Rechtsanwälte: Rechtsstaat hat "Fieber"

Auch heuer wieder machen die Rechtsanwälte gegen Jahresende auf zahlreiche Zu- und Missstände bei Gerichten, Staatsanwaltschaften sowie in der Justizpolitik aufmerksam: Der sogenannte Wahrnehmungsbericht des Rechtsanwaltskammertages liegt vor. Von einer "Fieberkurve" des Rechtsstaates spricht Anwältepräsident Rupert Wolff - und will damit wohl ausdrücken, dass "gesund" etwas anderes ist.

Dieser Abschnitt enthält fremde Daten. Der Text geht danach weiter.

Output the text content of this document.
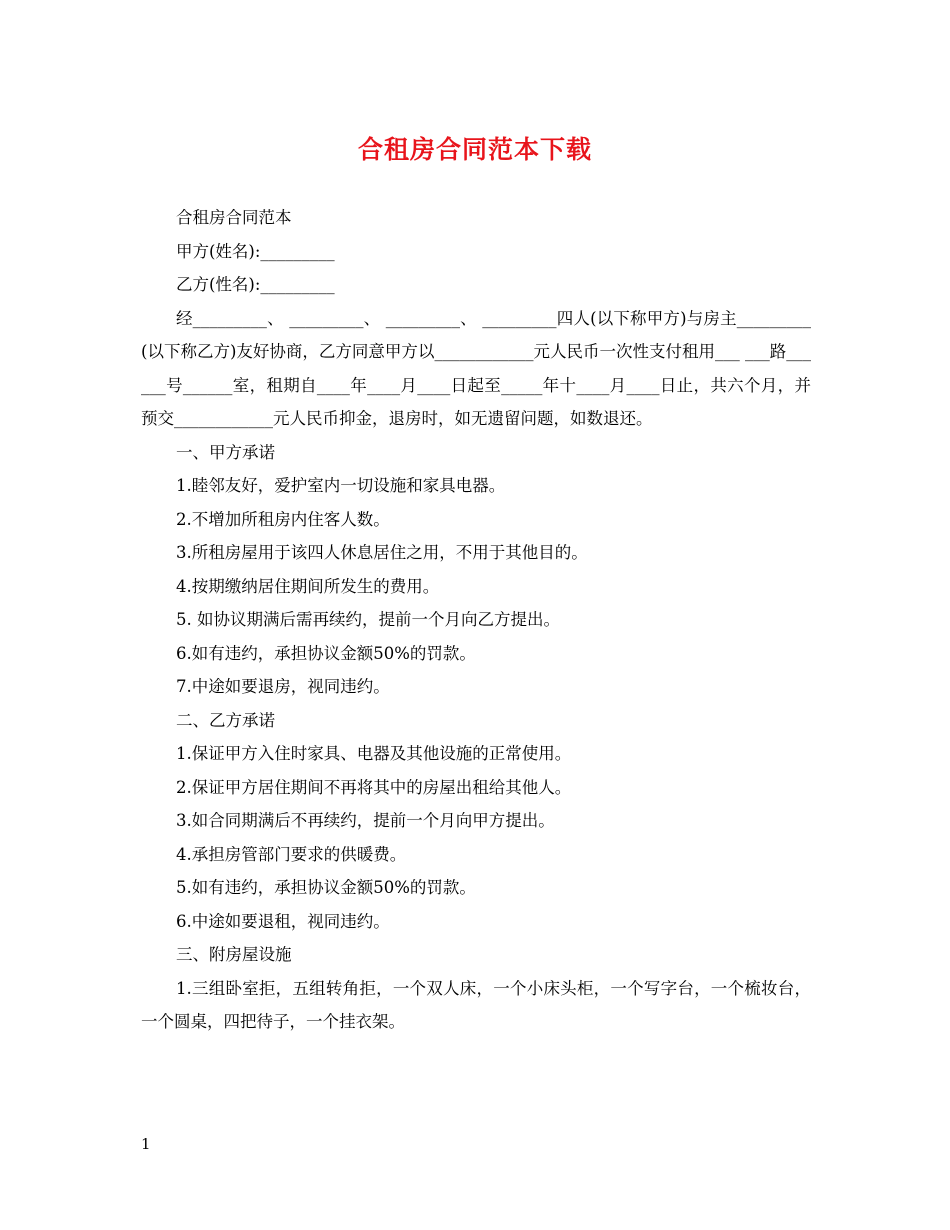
合租房合同范本下载

合租房合同范本

甲方(姓名):_________

乙方(性名):_________

经_________、 _________、 _________、 _________四人(以下称甲方)与房主_________(以下称乙方)友好协商，乙方同意甲方以____________元人民币一次性支付租用___ ___路______号______室，租期自____年____月____日起至_____年十____月____日止，共六个月，并预交____________元人民币抑金，退房时，如无遗留问题，如数退还。

一、甲方承诺

1.睦邻友好，爱护室内一切设施和家具电器。

2.不增加所租房内住客人数。

3.所租房屋用于该四人休息居住之用，不用于其他目的。

4.按期缴纳居住期间所发生的费用。

5. 如协议期满后需再续约，提前一个月向乙方提出。

6.如有违约，承担协议金额50%的罚款。

7.中途如要退房，视同违约。

二、乙方承诺

1.保证甲方入住时家具、电器及其他设施的正常使用。

2.保证甲方居住期间不再将其中的房屋出租给其他人。

3.如合同期满后不再续约，提前一个月向甲方提出。

4.承担房管部门要求的供暖费。

5.如有违约，承担协议金额50%的罚款。

6.中途如要退租，视同违约。

三、附房屋设施

1.三组卧室拒，五组转角拒，一个双人床，一个小床头柜，一个写字台，一个梳妆台，一个圆桌，四把待子，一个挂衣架。

1
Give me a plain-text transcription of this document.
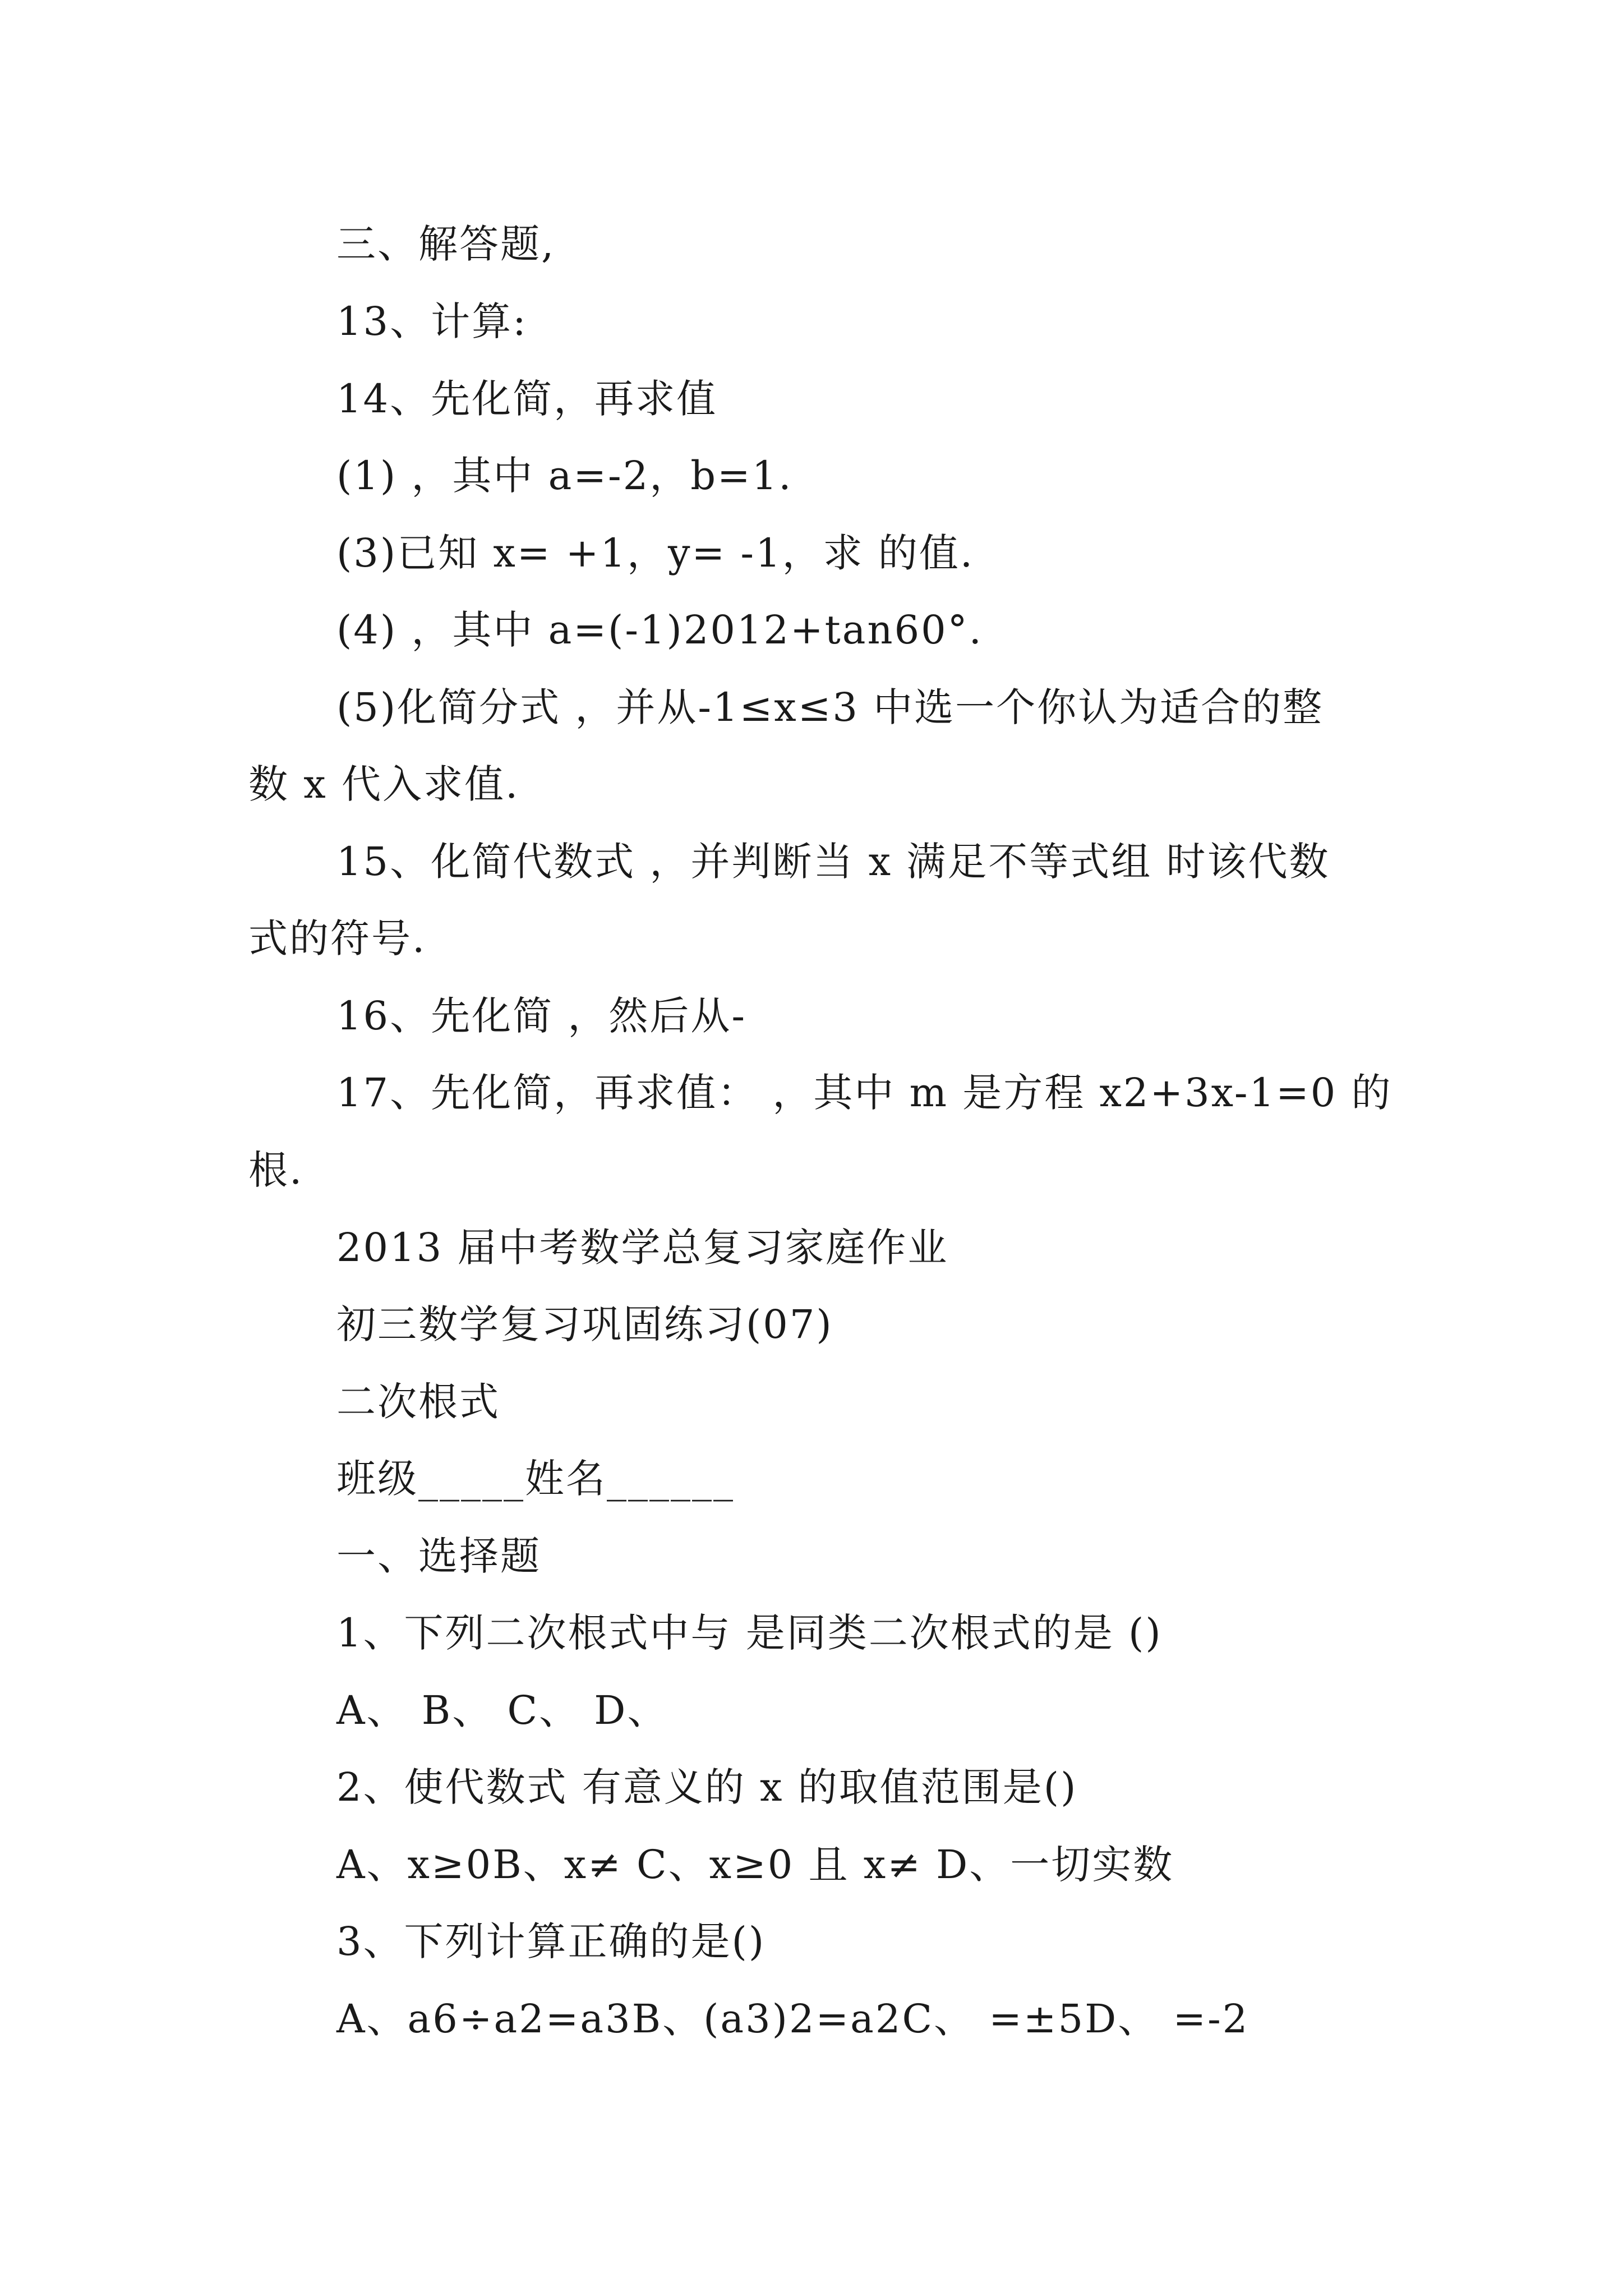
三、解答题,

13、计算:

14、先化简，再求值

(1) ，其中 a=-2，b=1.

(3)已知 x= +1，y= -1，求 的值.

(4) ，其中 a=(-1)2012+tan60°.

(5)化简分式 ，并从-1≤x≤3 中选一个你认为适合的整

数 x 代入求值.

15、化简代数式 ，并判断当 x 满足不等式组 时该代数

式的符号.

16、先化简 ，然后从-

17、先化简，再求值： ，其中 m 是方程 x2+3x-1=0 的

根.

2013 届中考数学总复习家庭作业

初三数学复习巩固练习(07)

二次根式

班级_____姓名______

一、选择题

1、下列二次根式中与 是同类二次根式的是 ()

A、 B、 C、 D、

2、使代数式 有意义的 x 的取值范围是()

A、x≥0B、x≠ C、x≥0 且 x≠ D、一切实数

3、下列计算正确的是()

A、a6÷a2=a3B、(a3)2=a2C、 =±5D、 =-2
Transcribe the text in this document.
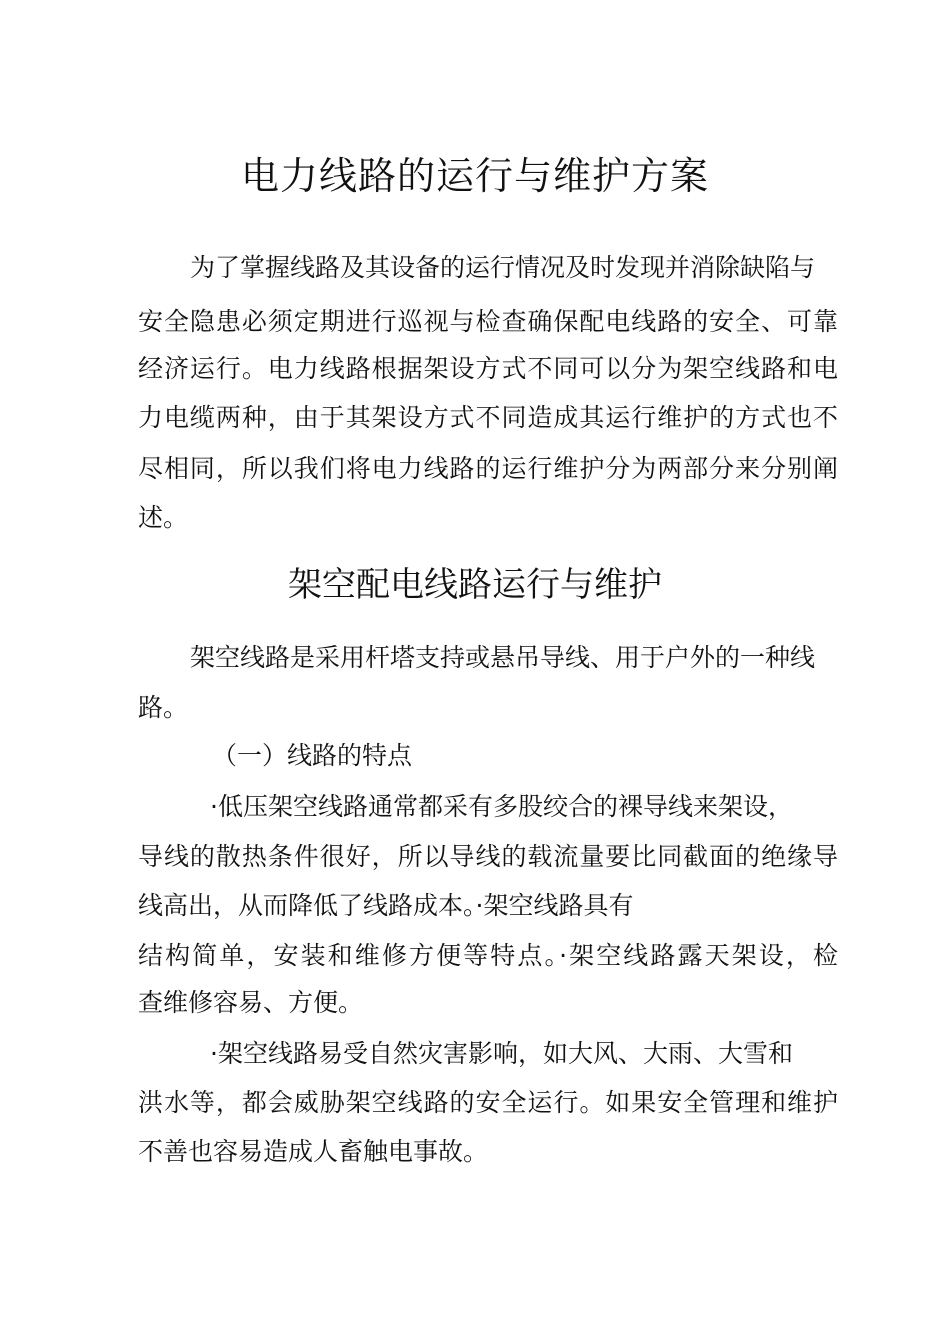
电力线路的运行与维护方案

为了掌握线路及其设备的运行情况及时发现并消除缺陷与

安全隐患必须定期进行巡视与检查确保配电线路的安全、可靠

经济运行。电力线路根据架设方式不同可以分为架空线路和电

力电缆两种，由于其架设方式不同造成其运行维护的方式也不

尽相同，所以我们将电力线路的运行维护分为两部分来分别阐

述。

架空配电线路运行与维护

架空线路是采用杆塔支持或悬吊导线、用于户外的一种线

路。

（一）线路的特点

·低压架空线路通常都采有多股绞合的裸导线来架设，

导线的散热条件很好，所以导线的载流量要比同截面的绝缘导

线高出，从而降低了线路成本。·架空线路具有

结构简单，安装和维修方便等特点。·架空线路露天架设，检

查维修容易、方便。

·架空线路易受自然灾害影响，如大风、大雨、大雪和

洪水等，都会威胁架空线路的安全运行。如果安全管理和维护

不善也容易造成人畜触电事故。
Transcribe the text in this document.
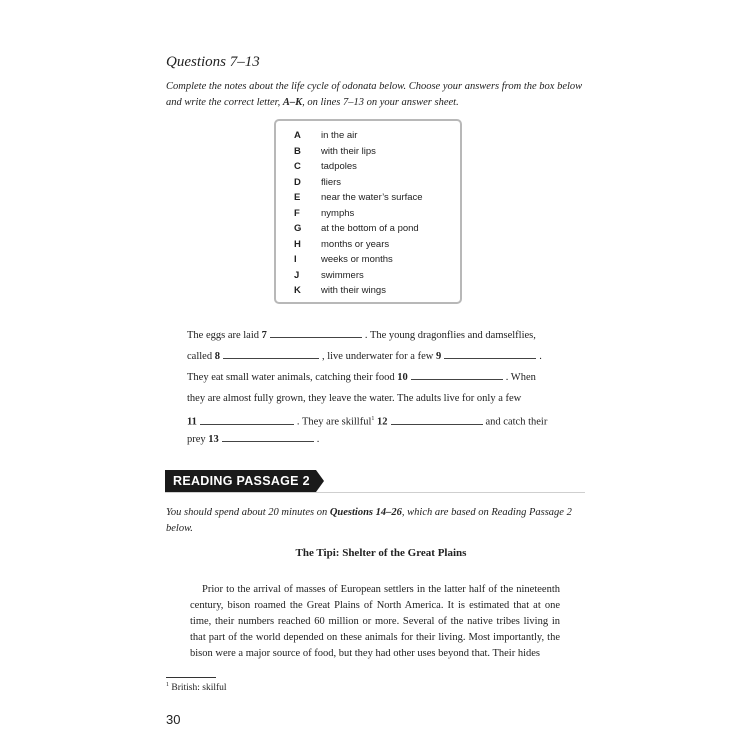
Questions 7–13
Complete the notes about the life cycle of odonata below. Choose your answers from the box below and write the correct letter, A–K, on lines 7–13 on your answer sheet.
A	in the air
B	with their lips
C	tadpoles
D	fliers
E	near the water’s surface
F	nymphs
G	at the bottom of a pond
H	months or years
I	weeks or months
J	swimmers
K	with their wings
The eggs are laid 7	. The young dragonflies and damselflies,
called 8	, live underwater for a few 9	.
They eat small water animals, catching their food 10	. When
they are almost fully grown, they leave the water. The adults live for only a few
11	. They are skillful$^1$ 12	and catch their
prey 13	.
READING PASSAGE 2
You should spend about 20 minutes on Questions 14–26, which are based on Reading Passage 2 below.
The Tipi: Shelter of the Great Plains

Prior to the arrival of masses of European settlers in the latter half of the nineteenth century, bison roamed the Great Plains of North America. It is estimated that at one time, their numbers reached 60 million or more. Several of the native tribes living in that part of the world depended on these animals for their living. Most importantly, the bison were a major source of food, but they had other uses beyond that. Their hides

$^1$ British: skilful
30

Mittagsjournal, 10.12.2013

"Gieriger" Staat

Es sind Einzelfälle, beeilen sich die Rechtsanwälte zu betonen - aber diese Einzelfälle haben's in sich, erzeugen Frust und kosten den betroffenen Staatsbürger manchmal viel Geld, bis hin zur wirtschaftlichen Existenzgefährdung. Angefangen vom nach wie vor unverändert viel zu geringen Kostenersatz für freigesprochene Ex-Angeklagte -Stichwort: Tierschützerprozess - bis hin zu den Gebühren: Die breite Mittelschicht müsse genau prüfen, ob sie sich den Gang zu Gericht überhaupt leisten kann, formulieren die Anwälte. Standespräsident Präsident Rupert Wolff: "Warum sind die Gerichtsgebühren so hoch? Sie sind deshalb so hoch, weil unser Staat eine Gier nach Mehreinnahmen entwickelt hat."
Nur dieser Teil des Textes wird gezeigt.